Section 4 of Appendix 11 for exclusivity is modified as follows (new text in bold):

[ ]: 100%.

With Hodgetts et al. (2021) some of the subsp. pauca strains from sequence type 74 (ST74) can cross react with the test for subsp. fastidiosa (Vreeburg et al., 2024a). It is therefore recommended to laboratories using this test to include ST74 strains in the set of strains selected for this test.

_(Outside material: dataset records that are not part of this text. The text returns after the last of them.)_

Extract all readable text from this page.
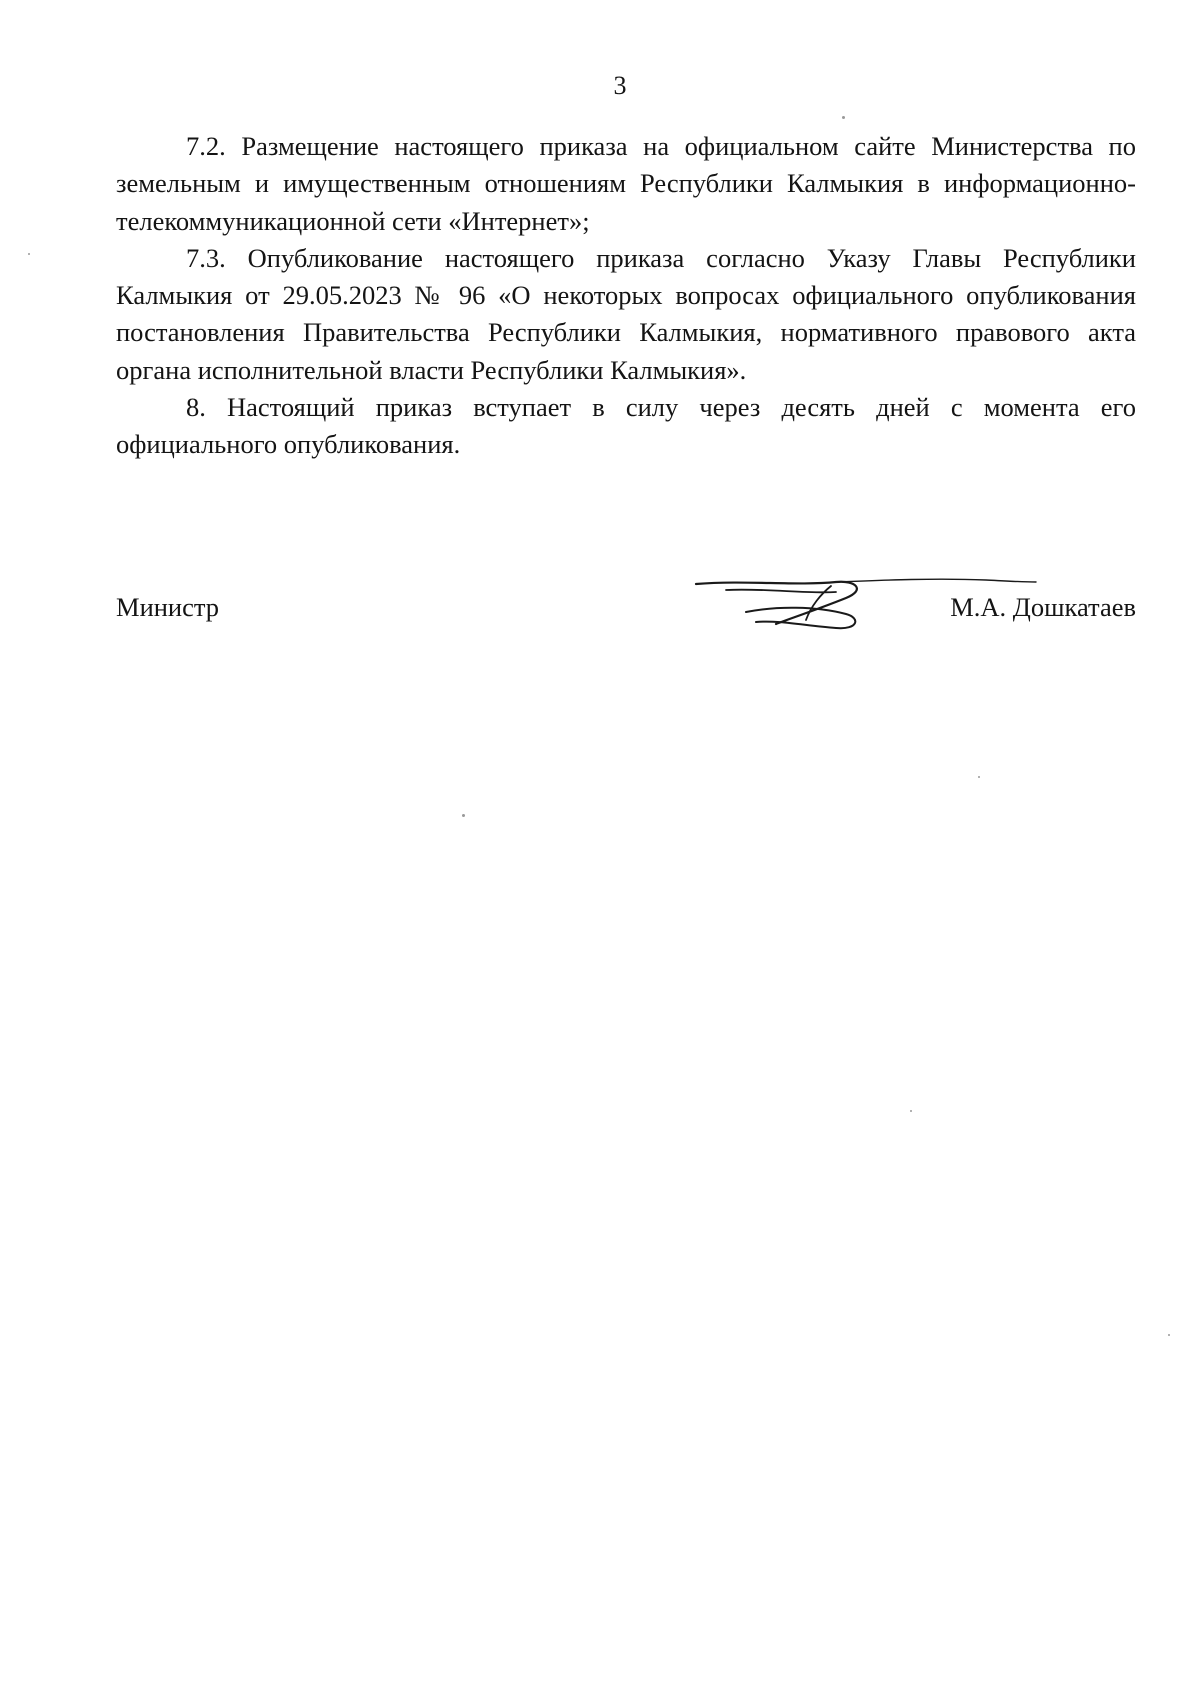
3

7.2. Размещение настоящего приказа на официальном сайте Министерства по земельным и имущественным отношениям Республики Калмыкия в информационно-телекоммуникационной сети «Интернет»;

7.3. Опубликование настоящего приказа согласно Указу Главы Республики Калмыкия от 29.05.2023 № 96 «О некоторых вопросах официального опубликования постановления Правительства Республики Калмыкия, нормативного правового акта органа исполнительной власти Республики Калмыкия».

8. Настоящий приказ вступает в силу через десять дней с момента его официального опубликования.

Министр	М.А. Дошкатаев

Section 4 of Appendix 19 and 20 for Analytical specificity is modified as follows (new text in bold):

[ ]

Hernandez-Martinez et al. (2006) cannot distinguish between subsp. sandyi and subsp. morus, since both subspecies produce a PCR product of 638 bp (Vreeburg et al., 2024b).

查看原文本刊更多论文

第7 (2)(a)(5)条

在EPPO诊断方案PM 7/024(5)苛养木杆菌（EPPO, 2023）中，Hodgetts et al.（2021）的测试建议在第3.4.2.2节的筛选测试3.4节中进行，并在第4节中作为鉴定和亚种确定测试。在附录11中有详细描述。值得注意的是，在欧盟细菌学参考实验室（EURL-BAC）组织的关于挑剔木杆菌的能力测试（PT）中，该测试遇到了一些有关分析敏感性和分析特异性的问题（Vreeburg等人，2024a）。对亚sp的分析灵敏度较低。与其他亚种相比，我们观察到了pauca ST74。因此，不建议使用Hodgetts et al.（2021）作为筛查的单一测试。在第4.2节的亚种分配方面，PT结果显示Hodgetts et al.（2021）的一些亚种。序列74型（ST74）的pauca菌株能与亚孢子虫试验交叉反应。fastidiosa （freeburg et al., 2024a）。因此，建议使用该测试的实验室将ST74菌株包括在为验证该测试而选择的菌株集中。在第4.2节中，鉴定苛养双歧杆菌的分子测试和苛养双歧杆菌亚种的分配指出：“在其他情况下，亚种分配可以通过亚种特异性分子测试进行(Pooler &；Hartung, 1995，见附录18；Hernandez-Martinez等人，2006，见附录19和20)或Sanger测序。值得注意的是，在EURL-BAC组织的苛养木杆菌亚种鉴定PT中，一些参与者使用了Hernandez-Martinez等人（2006）的传统PCR检测方法。这些参与者发现，这些传统的聚合酶链反应测试不能区分亚种。Sandyi和subsp。这两个亚种都产生了638 bp的PCR产物（Vreeburg et al., 2024b）。因此，建议实验室进行Hernandez-Martinez等人（2006）的检测，如果获得638 bp的条带，则应进行额外的检测（附录10、11、16或17），以区分亚sp。Sandyi和subsp。桑属。变更列表：不建议使用Hodgetts等人（2021）作为筛选植物样本的单一测试。附录11第4节的排他性修改如下（加粗的新文本）：[]:100%。与Hodgetts等人（2021）的一些子sp。序列74型（ST74）的pauca菌株能与亚孢子虫试验交叉反应。fastidiosa （freeburg et al., 2024a）。因此，建议使用该测试的实验室在为该测试选择的菌株集中包括ST74菌株。附录19和20的第4节分析特异性修改如下（黑体新文本）：[]Hernandez-Martinez et al.（2006）不能区分subsp。Sandyi和subsp。这两个亚种都产生638 bp的PCR产物（Vreeburg et al., 2024b）。因此，建议实验室进行Hernandez-Martinez等人（2006）的检测，如果获得638 bp的条带，则应进行额外的检测（附录10、11、16或17），以区分亚sp。Sandyi和subsp。桑属。

本文章由计算机程序翻译，如有差异，请以英文原文为准。

求助全文

约1分钟内获得全文求助全文

来源期刊

EPPO Bulletin Agricultural and Biological Sciences-Horticulture

CiteScore

1.80

自引率

0.00%

发文量

期刊介绍： As the official publication of the European and Mediterranean Plant Protection Organization, the EPPO Bulletin publishes research findings on all aspects of plant protection, but particularly those of immediate concern to government plant protection services. Papers are published in English and French, with summaries also in Russian.